İşin ilginç yanı, Başbuğ konuşurken, 13 ilde DTP’ye dönük geniş kapsamlı bir “PKK operasyonu” başlatıldı. DTP’ye dönük saldırılar diğer günlerde de devam etti ve onlarca parti yöneticisi tutuklandı. Bugünse, DTP milletvekilleri dokunulmazlıkları hiçe sayılarak savcılar tarafından ifade vermeye çağrılabiliyorlar. PKK’nin seçim sonrası durumu değerlendirerek ateşkes ilan etmesine rağmen, kırsalda askeri operasyonlara hız verildi. Böylelikle bir kez daha Kürt sorununda ne menem bir adım attıklarını devlet terörünü tırmandırarak ortaya koydular.

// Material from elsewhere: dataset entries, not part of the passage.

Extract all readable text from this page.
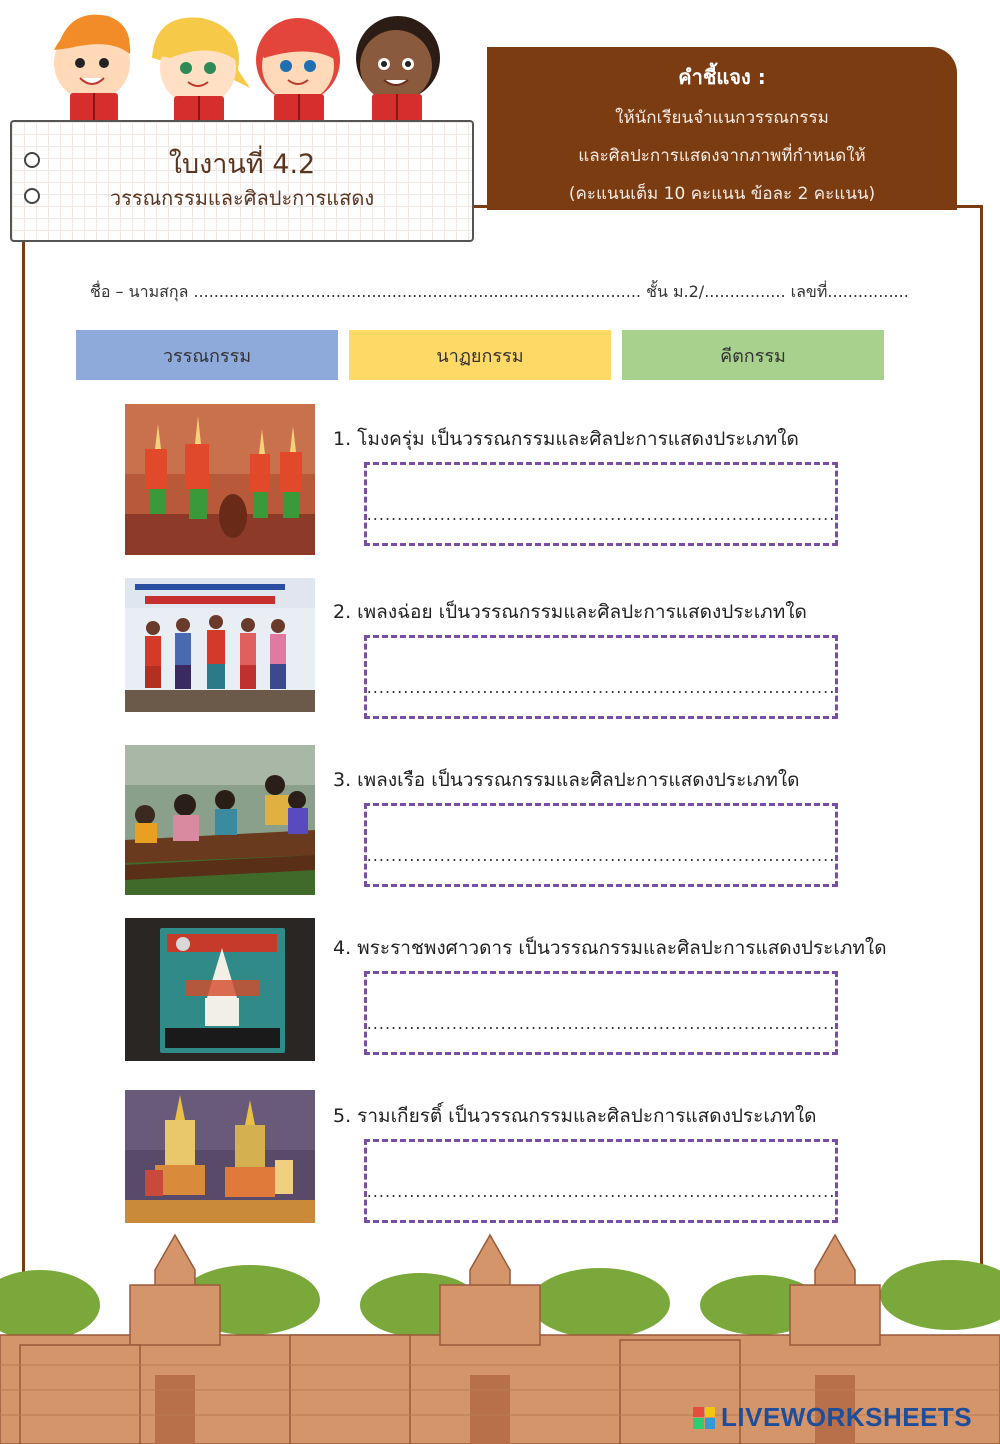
ใบงานที่ 4.2
วรรณกรรมและศิลปะการแสดง
คำชี้แจง :
ให้นักเรียนจำแนกวรรณกรรม
และศิลปะการแสดงจากภาพที่กำหนดให้
(คะแนนเต็ม 10 คะแนน ข้อละ 2 คะแนน)
ชื่อ – นามสกุล ........................................................................................ ชั้น ม.2/................ เลขที่................
วรรณกรรม	นาฏยกรรม	คีตกรรม
1. โมงครุ่ม เป็นวรรณกรรมและศิลปะการแสดงประเภทใด
.............................................................................
2. เพลงฉ่อย เป็นวรรณกรรมและศิลปะการแสดงประเภทใด
.............................................................................
3. เพลงเรือ เป็นวรรณกรรมและศิลปะการแสดงประเภทใด
.............................................................................
4. พระราชพงศาวดาร เป็นวรรณกรรมและศิลปะการแสดงประเภทใด
.............................................................................
5. รามเกียรติ์ เป็นวรรณกรรมและศิลปะการแสดงประเภทใด
.............................................................................
LIVEWORKSHEETS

Açıktır ki, DTP’ye dönük baskılar oldukça planlı bir konseptin bir parçası. Burada sömürgeci sermaye devletinin Kürt hareketini tasfiye saldırısının önemli bir aşaması ile karşı karşıyayız. Öyle anlaşılıyor ki, sömürgeci sermaye devleti önüne koymuş olduğu planlama gereği önümüzdeki dönemde Kürt hareketinin tasfiyesine yönelik bu saldırılarına hız verecektir. Kürt hareketini etkisizleştirme çabalarında her türlü yöntemi devreye koyacaktır. Eğer bu saldırılara karşı gereken tutum sergilenemezse, sermaye devleti daha da pervasızlaşacaktır.

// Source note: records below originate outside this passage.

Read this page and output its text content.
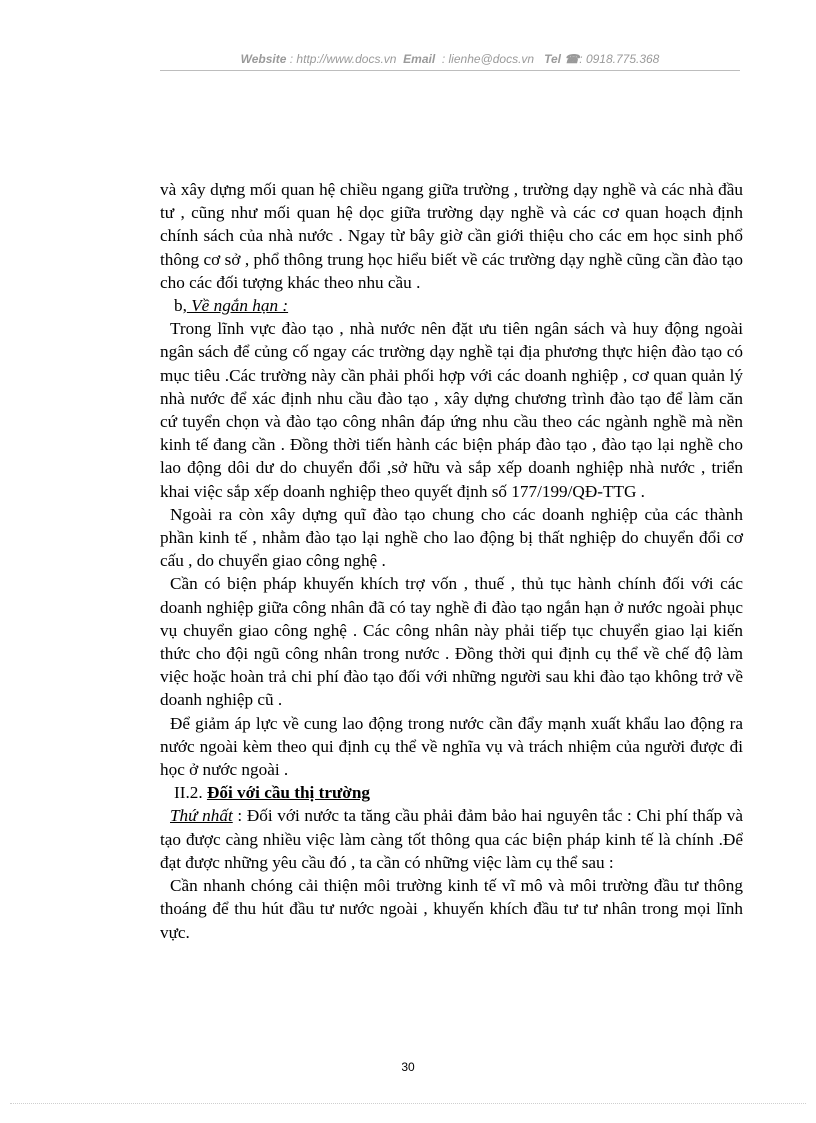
Website : http://www.docs.vn Email : lienhe@docs.vn Tel ☎: 0918.775.368

và xây dựng mối quan hệ chiều ngang giữa trường , trường dạy nghề và các nhà đầu tư , cũng như mối quan hệ dọc giữa trường dạy nghề và các cơ quan hoạch định chính sách của nhà nước . Ngay từ bây giờ cần giới thiệu cho các em học sinh phổ thông cơ sở , phổ thông trung học hiểu biết về các trường dạy nghề cũng cần đào tạo cho các đối tượng khác theo nhu cầu .

b, Về ngắn hạn :

Trong lĩnh vực đào tạo , nhà nước nên đặt ưu tiên ngân sách và huy động ngoài ngân sách để củng cố ngay các trường dạy nghề tại địa phương thực hiện đào tạo có mục tiêu .Các trường này cần phải phối hợp với các doanh nghiệp , cơ quan quản lý nhà nước để xác định nhu cầu đào tạo , xây dựng chương trình đào tạo để làm căn cứ tuyển chọn và đào tạo công nhân đáp ứng nhu cầu theo các ngành nghề mà nền kinh tế đang cần . Đồng thời tiến hành các biện pháp đào tạo , đào tạo lại nghề cho lao động dôi dư do chuyển đổi ,sở hữu và sắp xếp doanh nghiệp nhà nước , triển khai việc sắp xếp doanh nghiệp theo quyết định số 177/199/QĐ-TTG .

Ngoài ra còn xây dựng quĩ đào tạo chung cho các doanh nghiệp của các thành phần kinh tế , nhằm đào tạo lại nghề cho lao động bị thất nghiệp do chuyển đổi cơ cấu , do chuyển giao công nghệ .

Cần có biện pháp khuyến khích trợ vốn , thuế , thủ tục hành chính đối với các doanh nghiệp giữa công nhân đã có tay nghề đi đào tạo ngắn hạn ở nước ngoài phục vụ chuyển giao công nghệ . Các công nhân này phải tiếp tục chuyển giao lại kiến thức cho đội ngũ công nhân trong nước . Đồng thời qui định cụ thể về chế độ làm việc hoặc hoàn trả chi phí đào tạo đối với những người sau khi đào tạo không trở về doanh nghiệp cũ .

Để giảm áp lực về cung lao động trong nước cần đẩy mạnh xuất khẩu lao động ra nước ngoài kèm theo qui định cụ thể về nghĩa vụ và trách nhiệm của người được đi học ở nước ngoài .

II.2. Đối với cầu thị trường

Thứ nhất : Đối với nước ta tăng cầu phải đảm bảo hai nguyên tắc : Chi phí thấp và tạo được càng nhiều việc làm càng tốt thông qua các biện pháp kinh tế là chính .Để đạt được những yêu cầu đó , ta cần có những việc làm cụ thể sau :

Cần nhanh chóng cải thiện môi trường kinh tế vĩ mô và môi trường đầu tư thông thoáng để thu hút đầu tư nước ngoài , khuyến khích đầu tư tư nhân trong mọi lĩnh vực.

30
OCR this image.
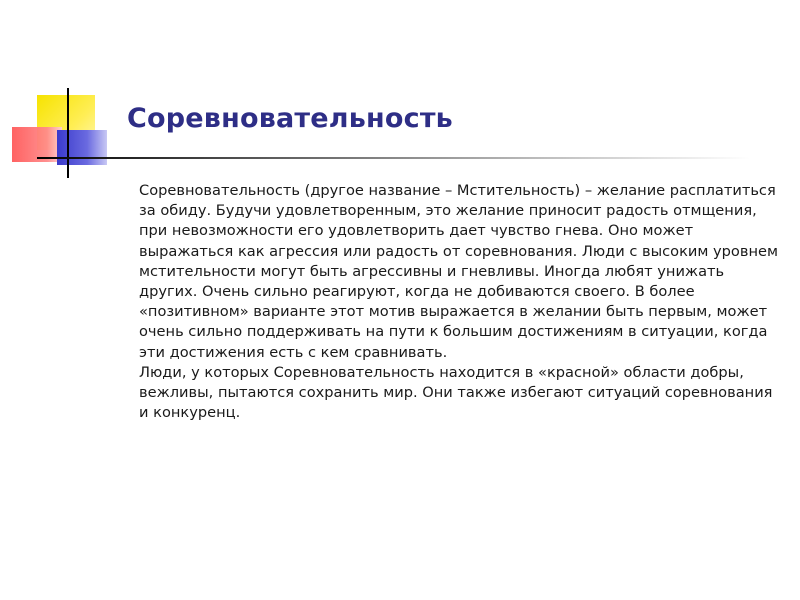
Соревновательность

Соревновательность (другое название – Мстительность) – желание расплатиться за обиду. Будучи удовлетворенным, это желание приносит радость отмщения, при невозможности его удовлетворить дает чувство гнева. Оно может выражаться как агрессия или радость от соревнования. Люди с высоким уровнем мстительности могут быть агрессивны и гневливы. Иногда любят унижать других. Очень сильно реагируют, когда не добиваются своего. В более «позитивном» варианте этот мотив выражается в желании быть первым, может очень сильно поддерживать на пути к большим достижениям в ситуации, когда эти достижения есть с кем сравнивать.

Люди, у которых Соревновательность находится в «красной» области добры, вежливы, пытаются сохранить мир. Они также избегают ситуаций соревнования и конкуренц.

Açıktır ki, tıpkı öncekiler gibi son ABD patentli politika da Kürt sorununa çözüm getirmeyecektir. Kürt sorunu tüm ağırlığıyla orta yerde durmaktadır. O, ne ekonomik, ne de bireysel kültürel kimliğin kabul edilmesiyle sınırlı bir sorundur. En başta siyasal bir sorun olarak Kürt sorunu, bazı kültürel kırıntıların verilmesi, bireysel düzeyde etnik kimliğin kabul edilmesiyle çözülemez. Kürt sorunu ancak siyasal temelde, yani ezilen Kürt ulusunun ulusal eşitlik ve özgürlük istemlerinin karşılanmasıyla çözülebilir ki, bunu da ancak bir toplumsal devrim sağlayabilir.

Yaşanan süreç, sömürgeci sermaye devletinin “açılım”larının Kürt halkının talep ve beklentilerini karşılamaya yönelik olmadığını açığa çıkarmıştır. ABD ve işbirlikçilerinin uğursuz planları karşısında Kürt halkı ile işçi sınıfı ve emekçi kitlelerin ortaya koyacağı birleşik tutum gelişmelerin seyrinde belirleyici olacaktır.